JLL’s 2018 Rankings of Life Science Clusters – click for source

This is not the only ranking system available.  Genetic Engineering & Biotechnology News, for example, provides a “top ten” list for biopharma, but NY and NJ are combined as an area.  There are various lists ranking universities for their prominence in aspects of life sciences.

The presence of research universities is apparently a powerful draw.  According to a survey of JLL clients, nearly 80.0 percent of location decisions were based on being close to the universities and an R&D ecosystem despite the high cost of locating in top ranking areas.

The JLL system weights heavily employment concentration, venture capital funding and total lab supply.
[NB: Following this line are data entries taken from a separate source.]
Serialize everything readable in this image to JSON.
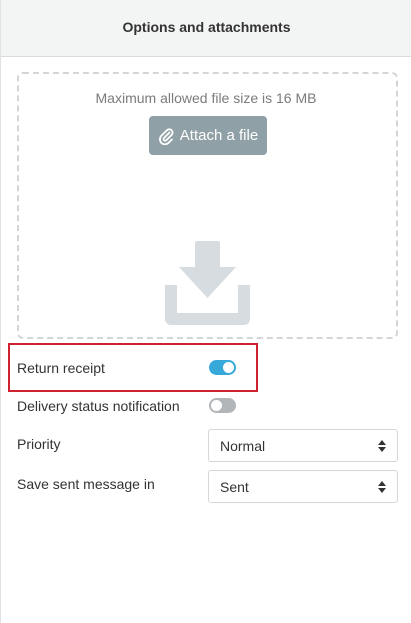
{
  "header": {
    "title": "Options and attachments"
  },
  "attachments": {
    "max_size_text": "Maximum allowed file size is 16 MB",
    "attach_button_label": "Attach a file",
    "attach_icon": "paperclip-icon",
    "drop_icon": "download-icon"
  },
  "options": {
    "return_receipt": {
      "label": "Return receipt",
      "enabled": true
    },
    "delivery_status": {
      "label": "Delivery status notification",
      "enabled": false
    },
    "priority": {
      "label": "Priority",
      "value": "Normal"
    },
    "save_sent": {
      "label": "Save sent message in",
      "value": "Sent"
    }
  },
  "colors": {
    "toggle_on": "#37a8da",
    "toggle_off": "#b3b6b9",
    "button_bg": "#8fa0a6",
    "highlight": "#d0212e"
  }
}
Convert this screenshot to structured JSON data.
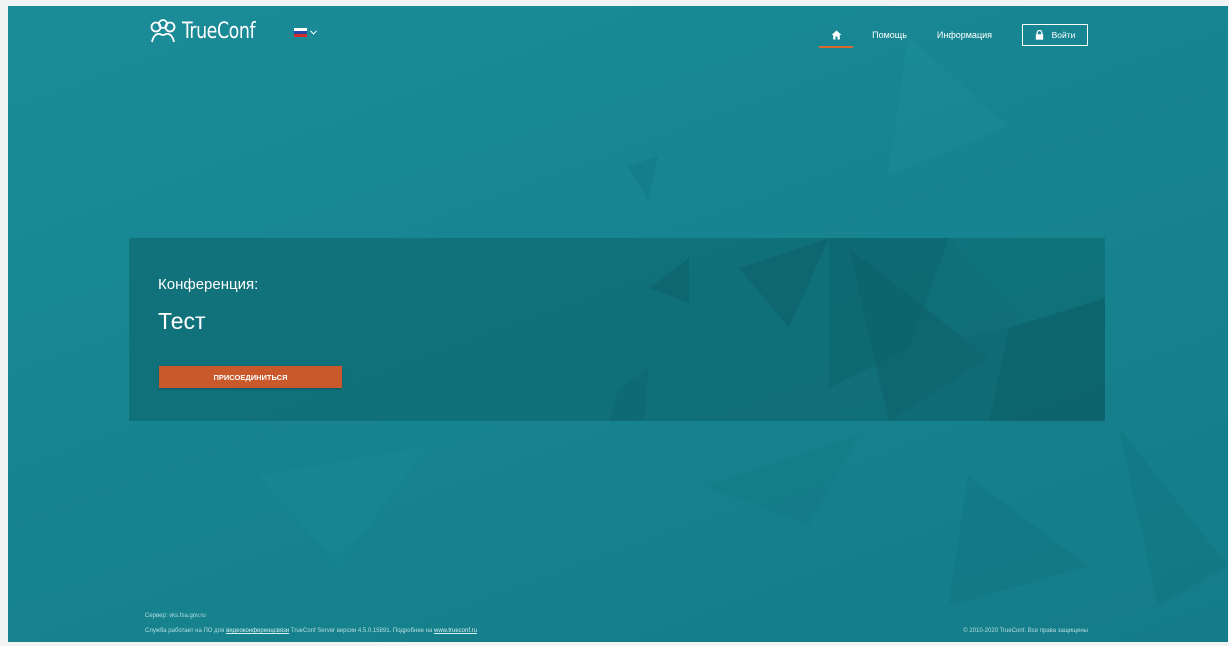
{
  "header": {
    "logo_text": "TrueConf",
    "language_flag_colors": [
      "#ffffff",
      "#2446a8",
      "#d62b2b"
    ],
    "nav": {
      "home_icon": "home-icon",
      "help_label": "Помощь",
      "info_label": "Информация",
      "login_label": "Войти",
      "login_icon": "lock-icon"
    }
  },
  "conference": {
    "label": "Конференция:",
    "name": "Тест",
    "join_button_label": "ПРИСОЕДИНИТЬСЯ"
  },
  "footer": {
    "server": "Сервер: vks.fsa.gov.ru",
    "service_prefix": "Служба работает на ПО для ",
    "service_link": "видеоконференцсвязи",
    "service_middle": " TrueConf Server версии 4.5.0.15891. Подробнее на ",
    "site_link": "www.trueconf.ru",
    "copyright": "© 2010-2020 TrueConf. Все права защищены"
  },
  "colors": {
    "background": "#178591",
    "accent": "#d96a2b",
    "join_button": "#c9582a"
  }
}
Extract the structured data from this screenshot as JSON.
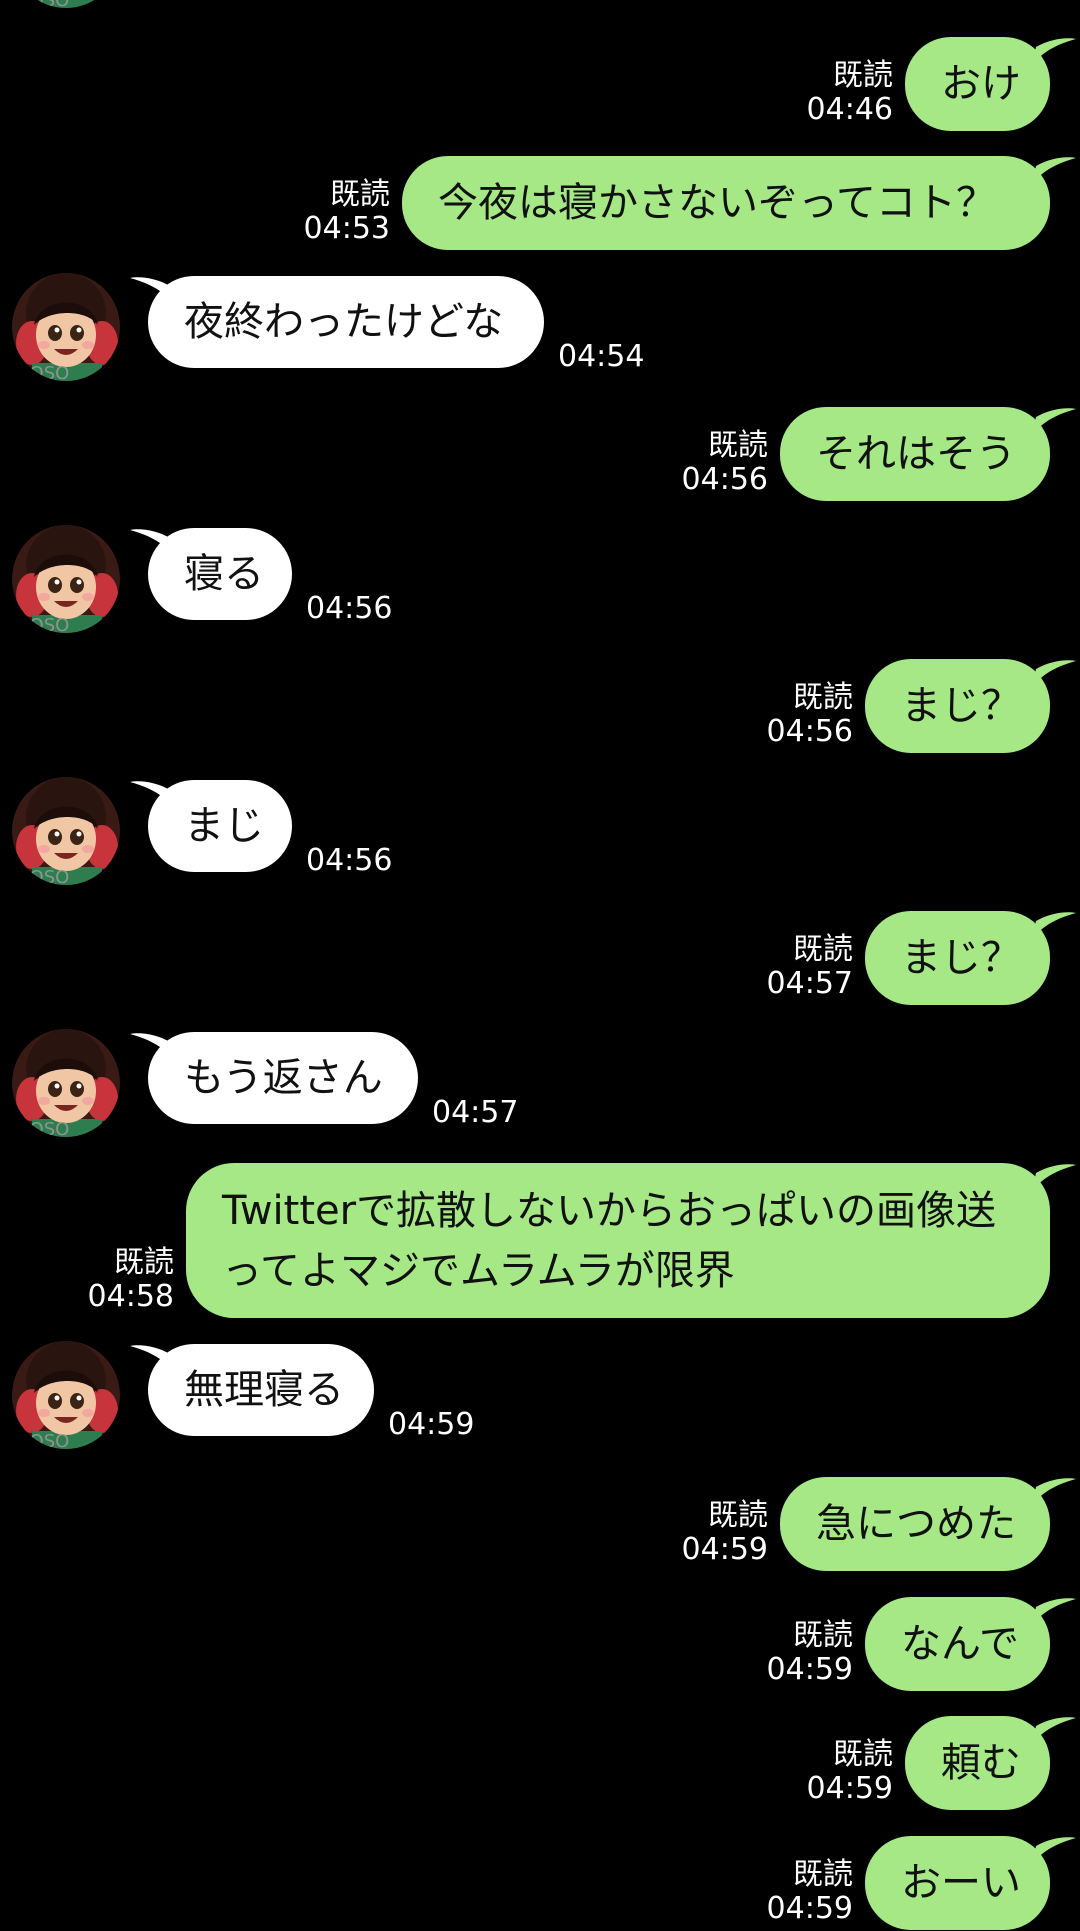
{
  "read_label": "既読",
  "avatar": {
    "watermark": "MOSO"
  },
  "messages": [
    {
      "dir": "out",
      "text": "おけ",
      "time": "04:46"
    },
    {
      "dir": "out",
      "text": "今夜は寝かさないぞってコト？",
      "time": "04:53"
    },
    {
      "dir": "in",
      "text": "夜終わったけどな",
      "time": "04:54"
    },
    {
      "dir": "out",
      "text": "それはそう",
      "time": "04:56"
    },
    {
      "dir": "in",
      "text": "寝る",
      "time": "04:56"
    },
    {
      "dir": "out",
      "text": "まじ？",
      "time": "04:56"
    },
    {
      "dir": "in",
      "text": "まじ",
      "time": "04:56"
    },
    {
      "dir": "out",
      "text": "まじ？",
      "time": "04:57"
    },
    {
      "dir": "in",
      "text": "もう返さん",
      "time": "04:57"
    },
    {
      "dir": "out",
      "text": "Twitterで拡散しないからおっぱいの画像送ってよマジでムラムラが限界",
      "time": "04:58"
    },
    {
      "dir": "in",
      "text": "無理寝る",
      "time": "04:59"
    },
    {
      "dir": "out",
      "text": "急につめた",
      "time": "04:59"
    },
    {
      "dir": "out",
      "text": "なんで",
      "time": "04:59"
    },
    {
      "dir": "out",
      "text": "頼む",
      "time": "04:59"
    },
    {
      "dir": "out",
      "text": "おーい",
      "time": "04:59"
    }
  ],
  "colors": {
    "background": "#000000",
    "outgoing_bubble": "#a5e885",
    "incoming_bubble": "#ffffff",
    "text": "#111111",
    "meta": "#ffffff"
  }
}
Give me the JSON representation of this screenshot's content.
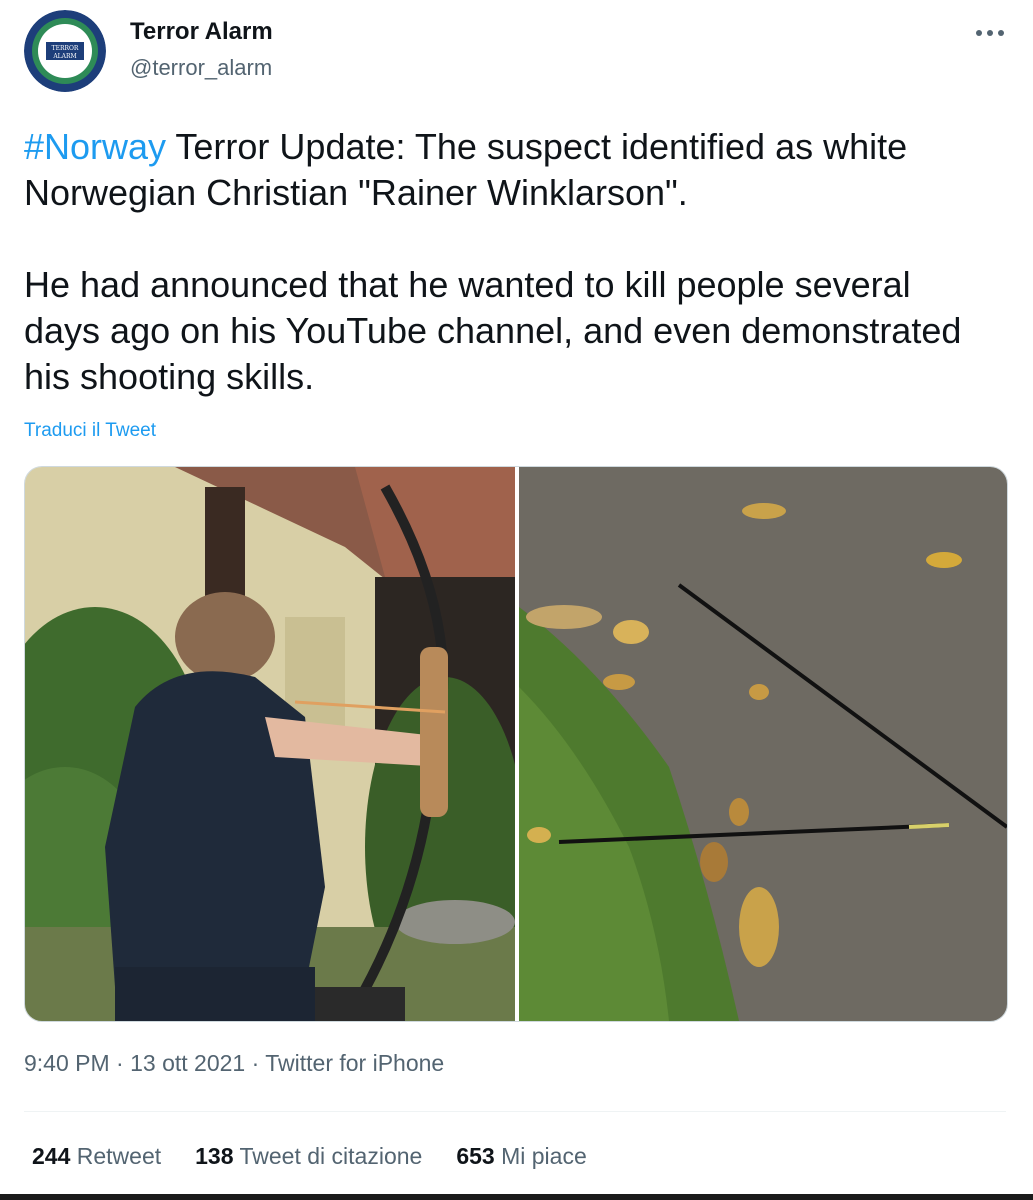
{
  "author": {
    "display_name": "Terror Alarm",
    "handle": "@terror_alarm",
    "avatar_text_top": "TERROR",
    "avatar_text_bottom": "ALARM"
  },
  "tweet": {
    "hashtag": "#Norway",
    "line1_rest": " Terror Update: The suspect identified as white Norwegian Christian \"Rainer Winklarson\".",
    "paragraph2": "He had announced that he wanted to kill people several days ago on his YouTube channel, and even demonstrated his shooting skills.",
    "translate_label": "Traduci il Tweet"
  },
  "meta": {
    "time": "9:40 PM",
    "separator": " · ",
    "date": "13 ott 2021",
    "source": "Twitter for iPhone"
  },
  "stats": {
    "retweets_count": "244",
    "retweets_label": "Retweet",
    "quotes_count": "138",
    "quotes_label": "Tweet di citazione",
    "likes_count": "653",
    "likes_label": "Mi piace"
  },
  "icons": {
    "more": "more-dots-icon"
  },
  "colors": {
    "link": "#1d9bf0",
    "secondary_text": "#536471",
    "primary_text": "#0f1419"
  }
}
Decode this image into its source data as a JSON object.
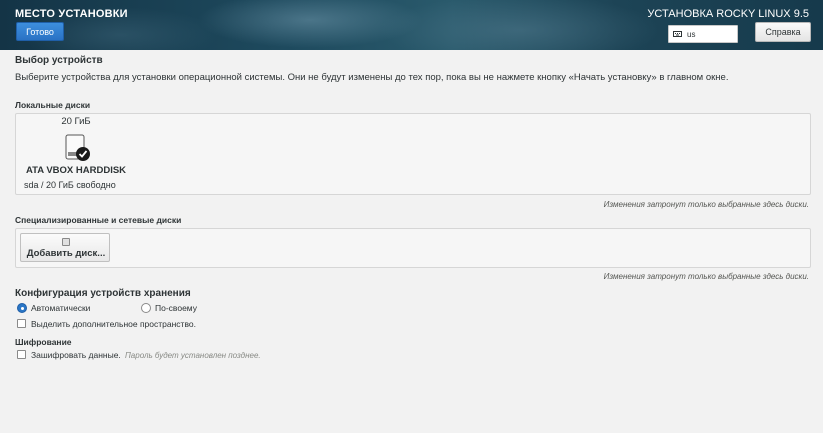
{
  "header": {
    "title": "МЕСТО УСТАНОВКИ",
    "product": "УСТАНОВКА ROCKY LINUX 9.5",
    "done_label": "Готово",
    "help_label": "Справка",
    "keyboard_layout": "us"
  },
  "device_selection": {
    "title": "Выбор устройств",
    "description": "Выберите устройства для установки операционной системы. Они не будут изменены до тех пор, пока вы не нажмете кнопку «Начать установку» в главном окне."
  },
  "local_disks": {
    "title": "Локальные диски",
    "disks": [
      {
        "size": "20 ГиБ",
        "name": "ATA VBOX HARDDISK",
        "info": "sda  /  20 ГиБ свободно",
        "selected": true
      }
    ],
    "note": "Изменения затронут только выбранные здесь диски."
  },
  "special_disks": {
    "title": "Специализированные и сетевые диски",
    "add_label": "Добавить диск...",
    "note": "Изменения затронут только выбранные здесь диски."
  },
  "storage_config": {
    "title": "Конфигурация устройств хранения",
    "option_auto": "Автоматически",
    "option_custom": "По-своему",
    "selected": "auto",
    "extra_space_label": "Выделить дополнительное пространство."
  },
  "encryption": {
    "title": "Шифрование",
    "encrypt_label": "Зашифровать данные.",
    "encrypt_hint": "Пароль будет установлен позднее."
  },
  "colors": {
    "accent": "#2a76c6",
    "header_bg": "#1e4a5e"
  }
}
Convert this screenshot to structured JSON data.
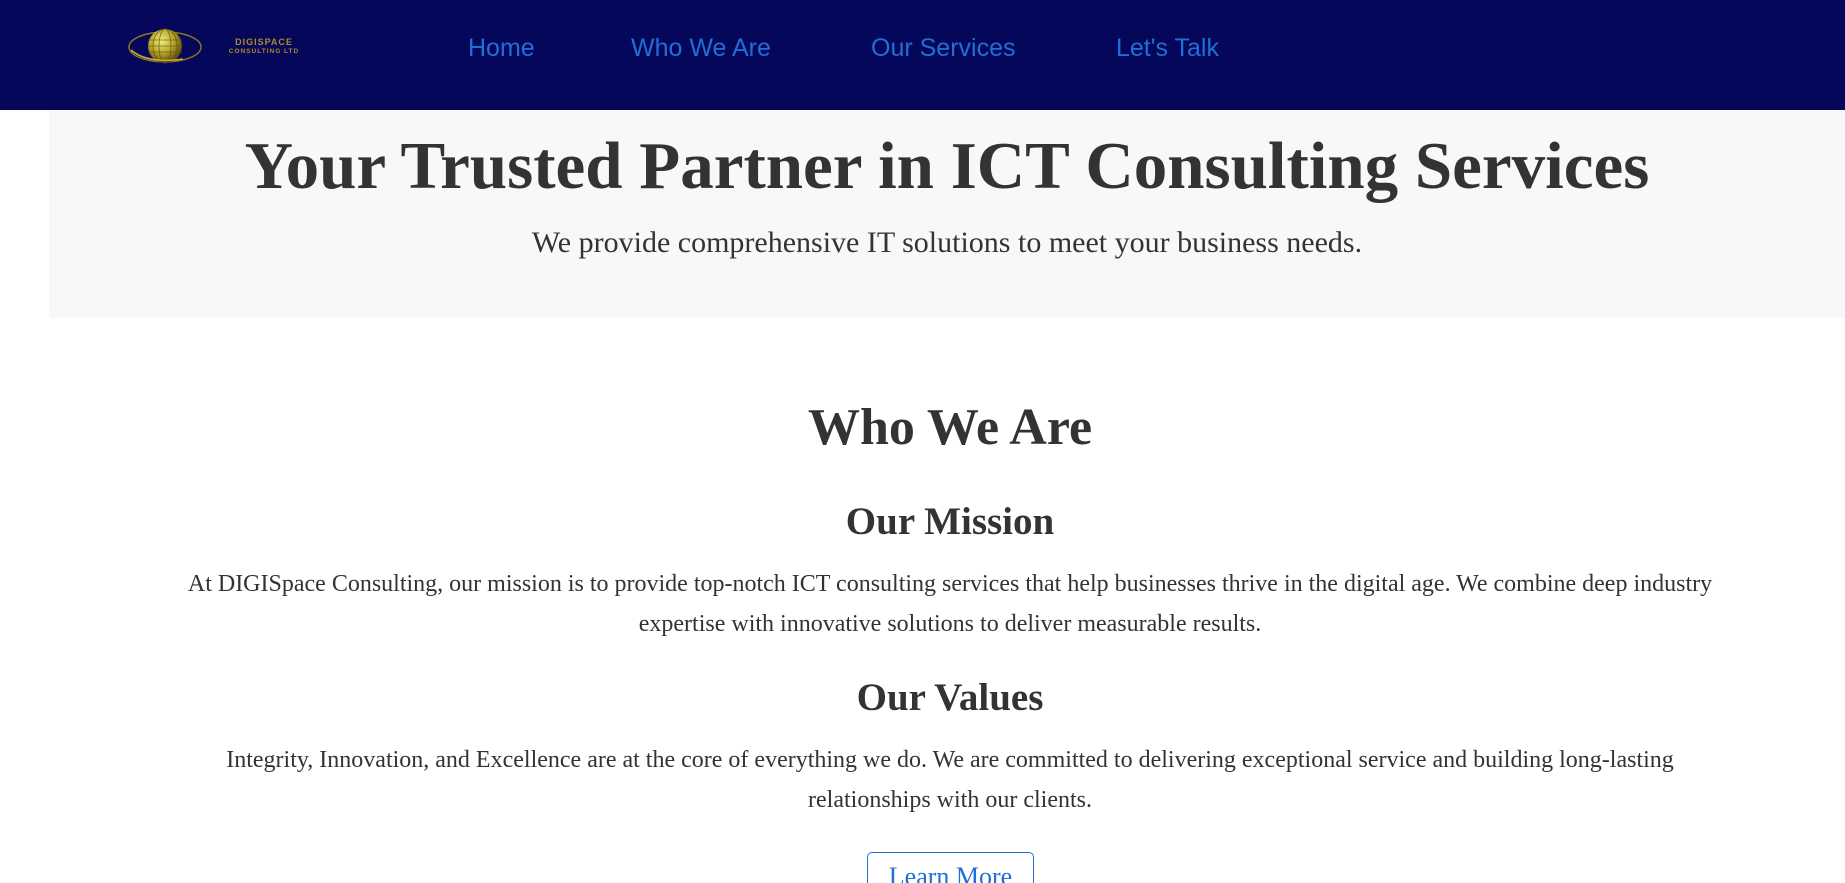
{
  "header": {
    "logo": {
      "line1": "DIGISPACE",
      "line2": "CONSULTING LTD"
    },
    "nav": {
      "home": "Home",
      "who_we_are": "Who We Are",
      "services": "Our Services",
      "lets_talk": "Let's Talk"
    }
  },
  "hero": {
    "title": "Your Trusted Partner in ICT Consulting Services",
    "subtitle": "We provide comprehensive IT solutions to meet your business needs."
  },
  "about": {
    "title": "Who We Are",
    "mission_title": "Our Mission",
    "mission_text": "At DIGISpace Consulting, our mission is to provide top-notch ICT consulting services that help businesses thrive in the digital age. We combine deep industry expertise with innovative solutions to deliver measurable results.",
    "values_title": "Our Values",
    "values_text": "Integrity, Innovation, and Excellence are at the core of everything we do. We are committed to delivering exceptional service and building long-lasting relationships with our clients.",
    "learn_more": "Learn More"
  },
  "colors": {
    "navbar_bg": "#05075b",
    "nav_link": "#1f6fd6",
    "hero_bg": "#f7f8fa",
    "text": "#333333",
    "logo_gold": "#b08a2a"
  }
}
Greater Boston (meaning Kendal Square, the rest of Cambridge, Waltham, Lexington, Watertown, outer suburbs and the new Seaport district) and the San Francisco bay area together accounted for two-thirds of life sciences venture capital funding in the entire country. No other market received more than 5%.

Houston made the JLL list this year, proving that moving up in the ranks is possible.  The Texas Medical Center in Houston will break ground next year on a 1.5M SF campus.  Administration will be devoted to pairing researchers and life science industry experts. Orlando has built a 650-acre health and life science campus; other Floridian cities aspireas well.

One aspect of the JLL rankings is rather dangerous from the overall economic health of a region:  10% of the ranking is the concentration of life sciences companies.  In other words, economic diversification is punished, even if the other industries are overlapping sectors such as are prevalent in NJ:  cosmetics, food science, environmental science, biocides and similar chemistry.

Higher rent is also rewarded with a 10% weight.

Not factored into JLL’s calculation:

  • Regulations
  • Smooth procedures for working with the State
  • Cost of Living – including the quality of the public school system
  • Transportation ease and options

Gaming the JLL rankings is not the answer.  Better communication about the State’s total value proposition is.